Brunetti got to his feet, pushed the chair closer to the desk, and left the office without another word. He found Signorina Elettra in the outer office, leafing through the papers in a file.

‘Signorina,’ he began, ‘have you managed to get any of that financial information?’

‘About which one?’ she asked with a small smile.

‘Eh?’ Brunetti asked, entirely at a loss.

‘Avvocato Santomauro or Signor Burrasca?’ So preoccupied had Brunetti been by his involvement with Mascari’s death that he had forgotten that Signorina Elettra had been given the task of finding out everything she could about the film director as well.

‘Oh, I’d forgotten all about that,’ Brunetti admitted. The fact that she mentioned Burrasca made it clear to Brunetti that she wanted to talk about him. ‘What did you find out about him?’

She laid the file to one side of her desk and looked up at Brunetti as if surprised by his question. ‘That his apartment in Milano is for sale, that his last three films lost money, and that the villa in Monaco has already been taken over by his creditors.’ She smiled. ‘Would you like more?’

Brunetti nodded. How on earth had she done it?

‘Criminal charges have been brought against him in the United States for using children in pornographic films. And all copies of his last film have been confiscated by the police in Monaco; I can’t find out why.’

‘And his taxes? Are those copies of his returns you’re looking through?’

‘Oh, no,’ she answered, voice heavy with disapproval. ‘You know how difficult it is to get any information from the tax people.’ She paused and added, as he suspected she might, ‘Unless you know someone who works there. I won’t have them until tomorrow.’

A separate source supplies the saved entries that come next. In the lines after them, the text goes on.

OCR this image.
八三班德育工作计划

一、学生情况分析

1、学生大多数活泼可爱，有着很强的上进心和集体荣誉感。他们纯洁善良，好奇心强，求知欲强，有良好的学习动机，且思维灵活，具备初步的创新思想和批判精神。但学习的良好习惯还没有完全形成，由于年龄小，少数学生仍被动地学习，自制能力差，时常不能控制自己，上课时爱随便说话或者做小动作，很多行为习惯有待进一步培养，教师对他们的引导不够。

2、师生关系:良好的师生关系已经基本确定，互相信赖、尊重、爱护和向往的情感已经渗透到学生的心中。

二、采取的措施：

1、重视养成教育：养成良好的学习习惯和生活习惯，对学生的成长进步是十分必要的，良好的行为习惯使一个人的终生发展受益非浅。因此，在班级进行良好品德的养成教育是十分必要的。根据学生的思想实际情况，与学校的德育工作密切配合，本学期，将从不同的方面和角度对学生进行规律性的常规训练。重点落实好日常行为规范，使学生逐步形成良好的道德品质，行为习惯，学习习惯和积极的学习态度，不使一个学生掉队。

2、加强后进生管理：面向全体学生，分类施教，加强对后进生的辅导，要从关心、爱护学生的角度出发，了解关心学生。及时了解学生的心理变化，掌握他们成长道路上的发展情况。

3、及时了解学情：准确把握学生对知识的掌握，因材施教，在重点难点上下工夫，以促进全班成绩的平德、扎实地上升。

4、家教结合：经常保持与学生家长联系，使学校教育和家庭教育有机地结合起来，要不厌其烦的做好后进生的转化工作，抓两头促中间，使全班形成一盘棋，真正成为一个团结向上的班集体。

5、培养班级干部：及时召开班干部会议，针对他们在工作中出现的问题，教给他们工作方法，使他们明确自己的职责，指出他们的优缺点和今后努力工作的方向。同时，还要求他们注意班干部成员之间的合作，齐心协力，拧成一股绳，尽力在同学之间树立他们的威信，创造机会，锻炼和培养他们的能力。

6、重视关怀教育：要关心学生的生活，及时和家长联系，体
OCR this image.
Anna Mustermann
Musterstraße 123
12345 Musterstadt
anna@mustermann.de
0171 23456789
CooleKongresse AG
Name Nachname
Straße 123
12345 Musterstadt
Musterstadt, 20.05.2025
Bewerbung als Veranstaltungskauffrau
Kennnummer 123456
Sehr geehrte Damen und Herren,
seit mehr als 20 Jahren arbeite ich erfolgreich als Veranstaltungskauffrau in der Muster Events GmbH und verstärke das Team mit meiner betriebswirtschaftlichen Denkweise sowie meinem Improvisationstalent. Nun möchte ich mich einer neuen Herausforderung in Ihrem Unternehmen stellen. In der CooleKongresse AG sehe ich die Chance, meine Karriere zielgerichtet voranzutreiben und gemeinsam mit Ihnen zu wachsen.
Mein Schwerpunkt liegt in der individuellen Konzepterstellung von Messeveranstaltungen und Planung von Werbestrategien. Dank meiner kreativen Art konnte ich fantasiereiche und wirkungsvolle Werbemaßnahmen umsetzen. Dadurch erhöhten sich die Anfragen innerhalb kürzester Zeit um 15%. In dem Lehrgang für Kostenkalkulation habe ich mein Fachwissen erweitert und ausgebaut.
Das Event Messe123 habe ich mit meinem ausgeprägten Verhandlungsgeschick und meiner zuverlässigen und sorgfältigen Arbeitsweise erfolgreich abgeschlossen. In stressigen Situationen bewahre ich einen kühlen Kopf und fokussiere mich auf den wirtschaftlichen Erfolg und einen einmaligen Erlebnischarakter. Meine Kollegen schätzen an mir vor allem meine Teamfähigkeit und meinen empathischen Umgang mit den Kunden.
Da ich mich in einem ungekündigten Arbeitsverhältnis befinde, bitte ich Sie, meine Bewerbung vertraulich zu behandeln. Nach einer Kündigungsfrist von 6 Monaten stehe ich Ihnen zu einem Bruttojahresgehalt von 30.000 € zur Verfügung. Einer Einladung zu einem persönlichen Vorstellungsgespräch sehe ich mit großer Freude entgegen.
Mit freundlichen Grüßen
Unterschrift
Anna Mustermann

‘And then will you give it all to the Vice-Questore?’

Signorina Elettra favoured him with a fierce look. ‘No, Commissario. I’m going to wait at least a few more days before I do that.’

‘Are you serious?’

‘I do not joke about the Vice-Questore.’

‘But why make him wait?’

‘Why not?’

Brunetti wondered what minor indignities Patta had heaped on this woman’s head during the last week to have made him be so soon repaid in this way. ‘And what about Santomauro?’ he asked.

‘Ah, the Avvocato is an entirely different case. His finances couldn’t possibly be in better condition. He’s got a portfolio of stocks and bonds that must be worth more than half a billion lire. His yearly income is declared at two hundred million lire, which is at least double what a man in his position would normally declare.’

‘What about taxes?’

‘That’s what’s so strange. It seems that he declares it all. There’s no evidence that he’s cheating in any way.’

‘You sound like you don’t believe it,’ Brunetti said.

‘Please, Commissario,’ she said, giving him another reproachful look, though less fierce than the last. ‘You know better than to believe that anyone tells the truth on their taxes. That’s what’s so strange. If he’s declaring everything he earns, then he’s got to have another source of money that makes his declared income so insignificant he doesn’t have to cheat on it.’

Brunetti thought about it for a moment. Given the tax laws, no other interpretation was possible. ‘Does your computer give you any indication of where that money might be coming from?’

‘No, but it does tell me that he’s the president of the Lega della Moralità. So that would seem the logical place to look.’

‘Can you,’ he asked, speaking in the plural and nodding at the screen in front of her, ‘see what you can find out about the Lega?’

‘Oh, I’ve already begun that, Commissario. But the Lega, so far, has been even more elusive than have Signor Burrasca’s tax returns.’

‘I have confidence you’ll see your way clear of every obstacle, Signorina.’

She bowed her head, taking it as no more than her due.

He decided to ask, ‘How is it that you’re so familiar with the computer network?’

‘Which one?’ she asked, looking up.

‘Financial.’

‘Oh, I worked with it at my last job,’ she said and glanced back down at the screen.

‘And where was that, if I might ask?’ he said, thinking of insurance agencies, perhaps an accountant’s office.